Dirty Pleasures

My 8-year-old son desperately wants to dig. Holes. In our back yard.

"I need a foxhole, Dad," he informed me the other day.

"Are you expecting an invasion?" I inquired.

But he wasn't going to let me drag the discussion into the quagmire of logic. And since I wasn't biting on the need for a strategic defense buildup, he decided to go for the historic-preservation angle.

"Remember I dug a hole at the old house, and if I hadn't, I wouldn't have found those river rocks and learned about our house's past."

As I struggled with the thorny equation--thwarting my son's development vs. big, dirty holes in the yard--I came across a missive from Colonial Williamsburg that just might solve both our problems: From June 28 to Aug. 6, the Virginia historic site is sponsoring a field clinic in archaeology for children on the grounds of the 1773 public hospital there. Kids can get their hands dirty in a mock excavation, digging in an area salted with pottery shards, bricks, shells and other Colonial-type artifacts, followed by a discussion designed to introduce kids to archaeological techniques and analysis.

There will be two "Kids' Digs" sessions a day (1 and 3 p.m.), open to any child age 8 to 12 with a $20 annual Patriot's Pass--which is also good for admission to any part of Colonial Williamsburg. The digs are limited to 12 kids per session, so it would be wise to make reservations. Call 757-220-7724 between 11 a.m. and 6 p.m. any day but Tuesday. I'm thinking maybe I'll do it fast. Save my lawn.

--Tom Shroder, Vienna

Serenity Now

What do the following four people have in common: James Buchanan, Joan of Arc, Dante and the muse Serenity? Well, not much. That's why it's a surprise to find them all immortalized in statues scattered through Meridian Hill Park, the foot of which is at 16th and W streets NW.

The park is an urban gem, in part because it feels as if the architect was playing some sort of joke by melding together elements of formal gardens in a place where it was impossible for them to be. After all, who would have thought to build a sculpted park on the very fall line where Washington's topography undergoes a dramatic drop?

It centers around a striking set of 13 cascading fountains, but you'll feel a little off-balance near them, not just because the ground beneath you is slanted but because the park's layout isn't quite symmetrical and a high wall prevents you from seeing the park's large upper terrace.
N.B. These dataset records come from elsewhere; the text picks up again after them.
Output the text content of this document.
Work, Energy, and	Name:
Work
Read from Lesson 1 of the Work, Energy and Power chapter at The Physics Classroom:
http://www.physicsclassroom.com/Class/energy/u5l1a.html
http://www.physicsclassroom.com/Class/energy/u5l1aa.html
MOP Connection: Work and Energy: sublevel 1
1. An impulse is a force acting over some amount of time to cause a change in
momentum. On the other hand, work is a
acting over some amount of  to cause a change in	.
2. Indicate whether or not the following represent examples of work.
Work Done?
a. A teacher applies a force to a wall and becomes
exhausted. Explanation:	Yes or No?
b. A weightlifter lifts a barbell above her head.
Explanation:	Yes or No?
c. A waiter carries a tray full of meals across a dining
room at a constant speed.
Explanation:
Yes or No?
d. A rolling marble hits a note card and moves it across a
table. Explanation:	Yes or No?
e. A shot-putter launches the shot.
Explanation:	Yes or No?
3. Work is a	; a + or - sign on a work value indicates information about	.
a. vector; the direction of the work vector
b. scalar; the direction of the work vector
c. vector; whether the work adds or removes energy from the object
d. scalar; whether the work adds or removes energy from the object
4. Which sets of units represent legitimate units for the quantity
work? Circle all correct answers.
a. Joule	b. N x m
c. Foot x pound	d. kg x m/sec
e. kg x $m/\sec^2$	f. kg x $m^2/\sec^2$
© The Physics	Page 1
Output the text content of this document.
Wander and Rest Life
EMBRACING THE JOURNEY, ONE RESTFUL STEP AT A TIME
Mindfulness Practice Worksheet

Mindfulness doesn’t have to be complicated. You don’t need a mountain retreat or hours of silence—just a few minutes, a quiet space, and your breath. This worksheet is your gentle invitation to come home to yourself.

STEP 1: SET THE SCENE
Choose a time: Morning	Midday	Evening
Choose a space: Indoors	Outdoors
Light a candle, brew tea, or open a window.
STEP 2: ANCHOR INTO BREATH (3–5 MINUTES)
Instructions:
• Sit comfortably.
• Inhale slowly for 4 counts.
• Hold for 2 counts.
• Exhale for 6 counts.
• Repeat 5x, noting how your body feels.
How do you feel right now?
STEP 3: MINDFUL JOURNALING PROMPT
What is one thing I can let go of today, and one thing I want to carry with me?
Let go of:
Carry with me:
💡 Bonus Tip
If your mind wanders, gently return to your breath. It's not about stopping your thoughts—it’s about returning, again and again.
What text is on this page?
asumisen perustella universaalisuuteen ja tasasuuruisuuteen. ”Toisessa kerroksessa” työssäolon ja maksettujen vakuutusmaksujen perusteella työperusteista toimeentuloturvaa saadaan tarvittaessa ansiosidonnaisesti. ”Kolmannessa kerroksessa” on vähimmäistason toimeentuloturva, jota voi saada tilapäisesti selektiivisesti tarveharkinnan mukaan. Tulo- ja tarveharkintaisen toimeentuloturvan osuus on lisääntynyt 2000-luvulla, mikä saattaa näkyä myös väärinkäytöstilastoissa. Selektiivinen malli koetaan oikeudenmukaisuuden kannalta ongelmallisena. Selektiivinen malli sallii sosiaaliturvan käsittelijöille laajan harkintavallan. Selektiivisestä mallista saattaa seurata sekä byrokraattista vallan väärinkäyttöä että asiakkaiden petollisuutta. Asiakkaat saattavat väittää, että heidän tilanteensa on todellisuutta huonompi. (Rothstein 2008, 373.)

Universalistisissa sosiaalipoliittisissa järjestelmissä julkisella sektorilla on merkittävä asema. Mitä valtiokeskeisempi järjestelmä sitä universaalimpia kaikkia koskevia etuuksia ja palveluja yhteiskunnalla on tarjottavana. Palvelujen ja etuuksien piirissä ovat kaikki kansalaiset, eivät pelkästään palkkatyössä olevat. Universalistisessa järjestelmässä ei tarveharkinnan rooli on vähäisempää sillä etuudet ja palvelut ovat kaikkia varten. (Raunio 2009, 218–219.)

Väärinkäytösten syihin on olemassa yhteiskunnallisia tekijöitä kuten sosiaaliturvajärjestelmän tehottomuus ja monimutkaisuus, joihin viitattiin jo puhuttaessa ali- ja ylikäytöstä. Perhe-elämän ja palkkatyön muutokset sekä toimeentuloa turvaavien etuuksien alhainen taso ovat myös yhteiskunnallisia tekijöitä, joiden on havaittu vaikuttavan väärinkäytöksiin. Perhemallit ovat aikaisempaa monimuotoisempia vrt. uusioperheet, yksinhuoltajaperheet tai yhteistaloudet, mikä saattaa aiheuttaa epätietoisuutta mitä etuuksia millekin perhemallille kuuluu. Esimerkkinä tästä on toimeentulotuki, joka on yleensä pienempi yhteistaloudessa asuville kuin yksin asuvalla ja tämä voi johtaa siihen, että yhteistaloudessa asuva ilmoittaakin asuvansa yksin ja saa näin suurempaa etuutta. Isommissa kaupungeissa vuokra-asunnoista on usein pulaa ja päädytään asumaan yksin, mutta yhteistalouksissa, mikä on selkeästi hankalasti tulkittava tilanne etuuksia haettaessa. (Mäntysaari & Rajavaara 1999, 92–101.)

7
In this sort of chaos, the 15th-century woman credited with leading the French against the English might just as well reside along with our only bachelor president, famous for lacking the will to do anything but appease the slaveholding South.

In fact, the park is a human melting pot as well. On a nice weekend, you'll notice people of all ages and races there, doing their own thing. You may see a neighborhood soccer game in the high end of the park, suntanners in the gardens of the lower end, children in the fountain and dog-walkers everywhere. Watch your step.

--Michael J. Raphael, Washington

CAPTION: Youngsters unearth Colonial-style artifacts at Colonial Williamsburg's "Kids' Digs."

CAPTION: Joan of Arc commands a leafy view of Meridian Hill Park in Northwest Washington.